Here is a report from our member Dave:

"A dozen Dorset Diggers gathered together last Saturday in a secret corner of Bridport - the walled garden of the WI's hall - to find out how flint tools were manufactured in prehistory. Our tutor, Anthony, proved to be excellent value for money, being both very knowledgeable about his subject as well as an expert knapper in his own right.

Working chronologically from the very earliest tools - largish pebbles struck in order to produce a sharp edge, through bifacial hand-axes typical of the palaeolithic, to barbed and tanged arrow heads of the bronze age, he explained the principles of knapping - what sort of stone to use to strike the flint, where to strike it, at what angle and how hard.  

He passed around many examples of his own work, which were all beautiful crafted.  He explained that the techniques he used were deduced through experiment, as no description of how it was originally done has survived in any form.  

On the way he discussed many things that I, for one, had not considered before, such as what sort of glue was used to secure arrow-heads in their shafts -  a common one was birch bark tar - and how often an arrow head could be used before it broke - the answer being that probably they were usually just used once.  Think of all the wasted effort if you missed your target.

Best of all, and this was something I hadn't expected when I signed up for the afternoon, we ended with a practical session.  We all selected a piece of leather to drape over our thigh, our own hammer stone, our own piece of virgin flint and, not to forget: some safety goggles.  I was just getting the hang of it when I had to rush off, as my ticket was about to run out in the car park.  

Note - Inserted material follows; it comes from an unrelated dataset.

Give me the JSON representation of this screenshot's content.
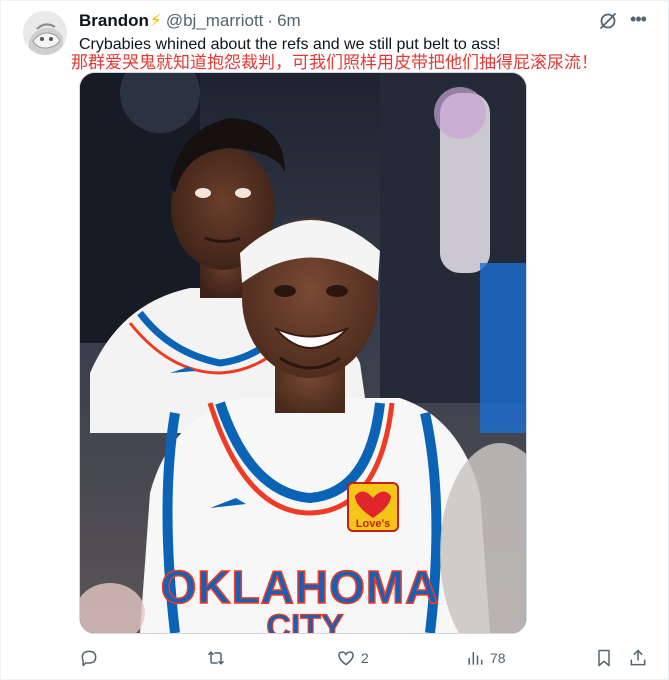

I am now the proud owner of a mis-shapen piece of flint, but it does show some good bulbs of percussion and conchoidal fractures, so I'm happy.

So a big thank you to Anthony for his enthusiasm, expertise and willingness to lug a ton and a half of flints, stones and antlers through the streets of Bridport in order to give us a thoroughly informative and enjoyable afternoon."

And a letter from another member:

"It was absolutely brilliant today, I cannot thank you enough for organizing it.  How lucky are we to be able to do that.  Anthony was very good and explained it so well.  I would love to do it again if you are thinking of arranging another session in the future."

Saturday, 14 September 2013

An arrowing day.

Here's a nice little artefact not seen very often by archaeologists. Yep, a £2 coin. Not much less than our hourly rate. The other is a Late Neolithic leaf-shaped arrowhead found on a site I am working on at the moment. This came up under the digging machines bucket! One needs sharp eyes in this job.